3. Career pages and job postings

Company career pages, recruiting pages, and job-board listings.

These are a source for hiring activity, team buildout, geographic expansion, role demand, and technology clues.

4. Public professional profiles

Public profile pages tied to a person's work identity.

These are a source for name, role, employer, employment history, seniority, and career context. They may also contain structured metadata, timestamps, and linked profile references.

5. Social media profiles

Public social-media and profile-style pages.

These are a source for identity clues, employer references, self-description, links, location hints, and activity context.

6. Resumes and candidate-profile pages

Public CVs, resumes, portfolio bios, and candidate-style profile pages.

These are a source for job history, education, skills, employer history, and identity matching.

7. Portfolio and personal websites

Personal domains, bio pages, author pages, and portfolio sites.

These are a source for identity, work history, contact methods, employer references, and profile links.

8. Company directories and business listings

Structured or semi-structured listings of companies and organizations.

These are a source for company name, website, phone, category, location, and related business metadata.

9. Conference and event pages

Speaker pages, webinar pages, agenda pages, and attendee-facing event materials.

These are a source for professional identity, title, employer, topic area, and recency signals.

10. News, press, and announcement pages

Press releases, funding announcements, executive-move announcements, partnership posts, and launch articles.

These are a source for company events, leadership changes, fundraising, acquisitions, and timing signals.

11. Public records

Government records, lawful public registries, and other formal public-reference datasets.

These are a source for legal entity data, registrations, licenses, and other official record fields.

12. Contact pages and published contact details

Public pages where email addresses, phone numbers, forms, or other contact endpoints are directly published.

These are a direct source for contact discovery and validation. This includes publicly visible business phone numbers appearing across company sites, listings, profiles, signatures, and contact pages.

13. User- or customer-contributed data

Data contributed through the use of an application, platform, or service.

This can include uploads, synced records, confirmed contacts, corrections, and other customer- or user-generated inputs that become part of the dataset. In many cases, this comes from software products that have customer data flowing through them.

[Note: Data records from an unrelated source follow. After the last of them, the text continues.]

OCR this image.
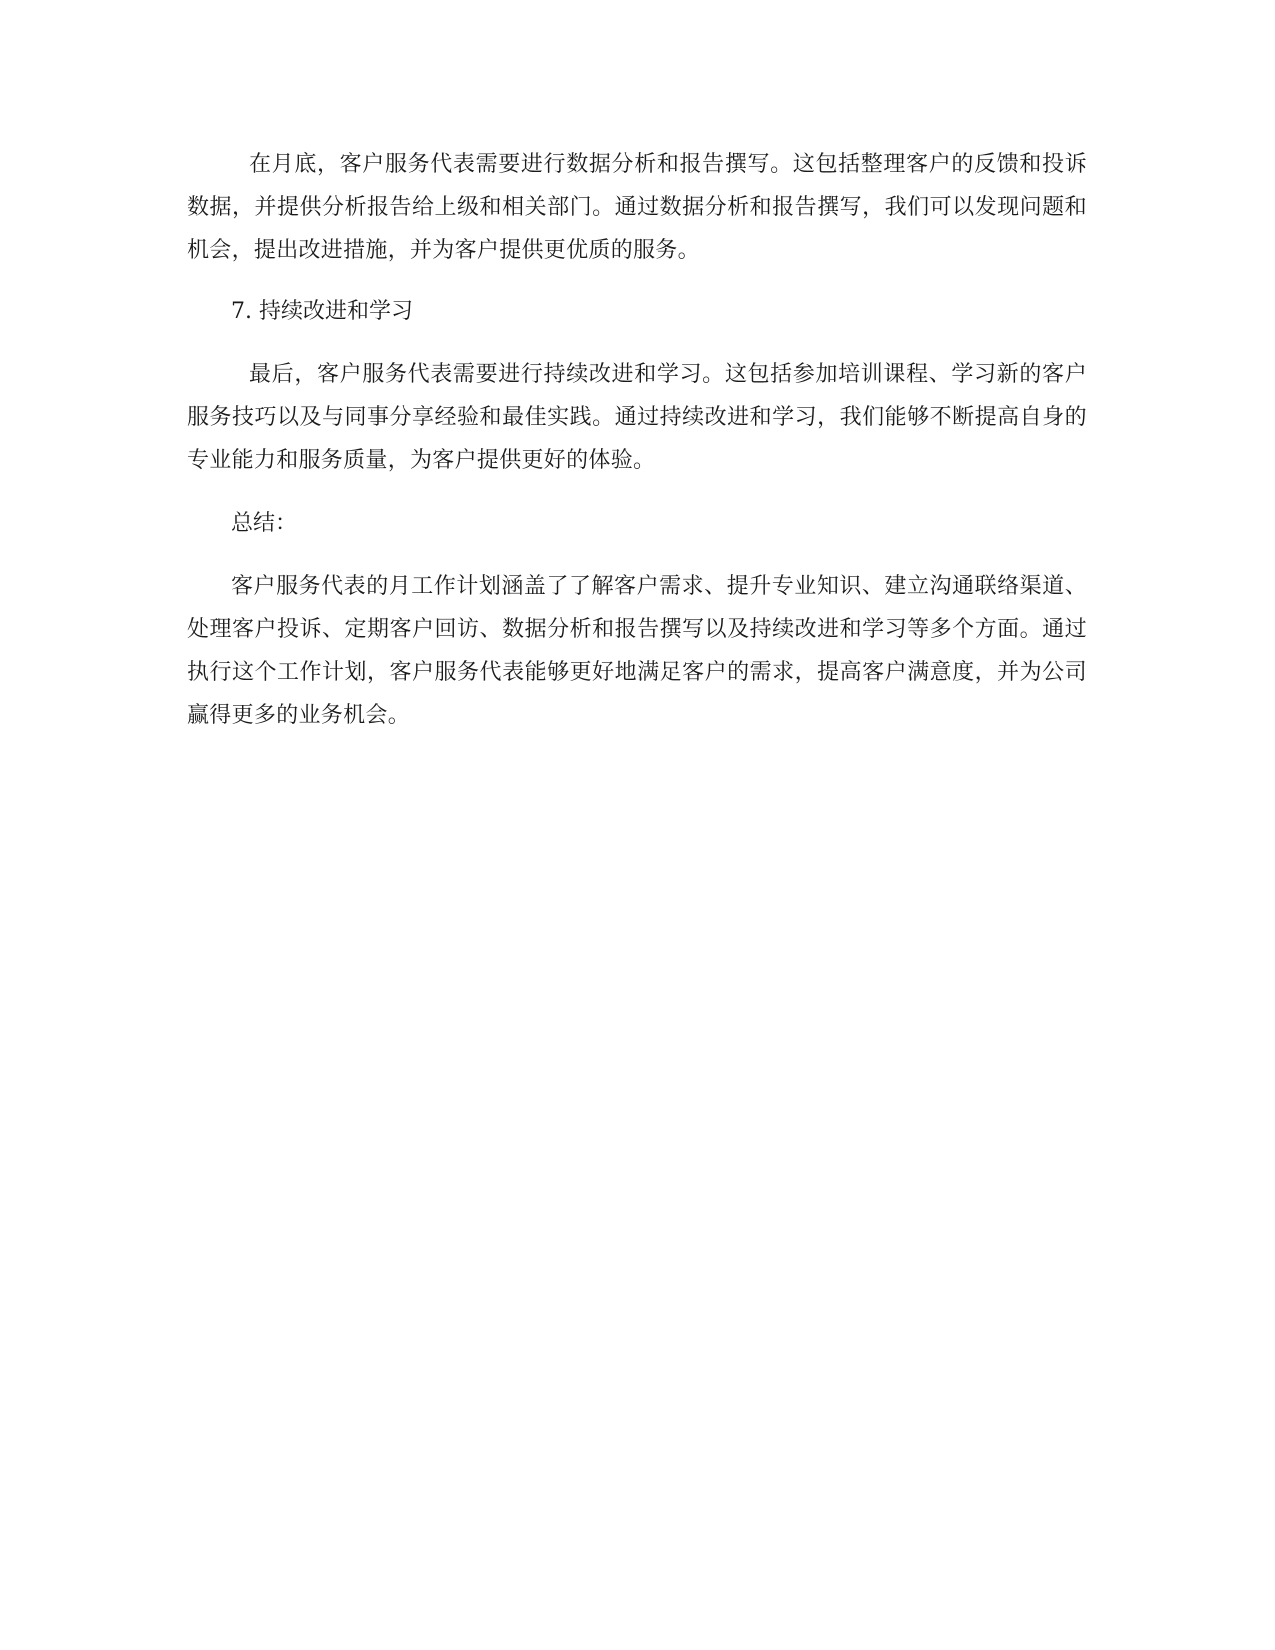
在月底，客户服务代表需要进行数据分析和报告撰写。这包括整理客户的反馈和投诉数据，并提供分析报告给上级和相关部门。通过数据分析和报告撰写，我们可以发现问题和机会，提出改进措施，并为客户提供更优质的服务。

7. 持续改进和学习

最后，客户服务代表需要进行持续改进和学习。这包括参加培训课程、学习新的客户服务技巧以及与同事分享经验和最佳实践。通过持续改进和学习，我们能够不断提高自身的专业能力和服务质量，为客户提供更好的体验。

总结：

客户服务代表的月工作计划涵盖了了解客户需求、提升专业知识、建立沟通联络渠道、处理客户投诉、定期客户回访、数据分析和报告撰写以及持续改进和学习等多个方面。通过执行这个工作计划，客户服务代表能够更好地满足客户的需求，提高客户满意度，并为公司赢得更多的业务机会。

14. Domain ownership and web infrastructure signals

Technical website- and domain-level signals used to understand domain ownership, domain-company mapping, related domains, and mail-domain configuration.

These are a source of company and contact context derived from the structure and behavior of public-facing web and mail infrastructure.

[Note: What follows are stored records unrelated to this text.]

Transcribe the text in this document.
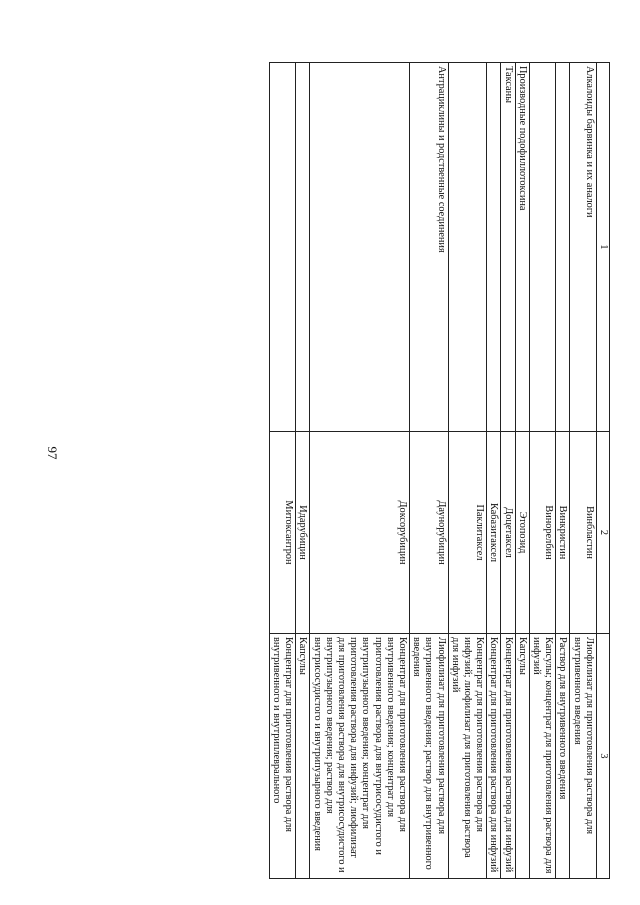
97
1	2	3
Алкалоиды барвинка и их аналоги	Винбластин	Лиофилизат для приготовления раствора для внутривенного введения
	Винкристин	Раствор для внутривенного введения
	Винорелбин	Капсулы; концентрат для приготовления раствора для инфузий
Производные подофиллотоксина	Этопозид	Капсулы
Таксаны	Доцетаксел	Концентрат для приготовления раствора для инфузий
	Кабазитаксел	Концентрат для приготовления раствора для инфузий
	Паклитаксел	Концентрат для приготовления раствора для инфузий; лиофилизат для приготовления раствора для инфузий
Антрациклины и родственные соединения	Даунорубицин	Лиофилизат для приготовления раствора для внутривенного введения; раствор для внутривенного введения
	Доксорубицин	Концентрат для приготовления раствора для внутривенного введения; концентрат для приготовления раствора для внутрисосудистого и внутрипузырного введения; концентрат для приготовления раствора для инфузий; лиофилизат для приготовления раствора для внутрисосудистого и внутрипузырного введения; раствор для внутрисосудистого и внутрипузырного введения
	Идарубицин	Капсулы
	Митоксантрон	Концентрат для приготовления раствора для внутривенного и внутриплеврального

15. Email discovery and email-pattern signals

Email candidates and validation signals derived from company domains, observed mailbox conventions, naming patterns, and SMTP-style verification or similar mail-system behavior.

This includes inferred email patterns such as first.last or first initial plus last, domain-level mailbox convention knowledge, and mail-system signals that help confirm whether a guessed email appears valid or exists.

Closing framing

Across providers, the root-source landscape is broader than just public web pages alone. It includes directly published information, user- and customer-contributed inputs, domain and mail-system signals, and source surfaces that expose identity, company, and contact data. profileAPI's role is to acquire this data directly or through partners, then transform, clean, and merge it based on the use case.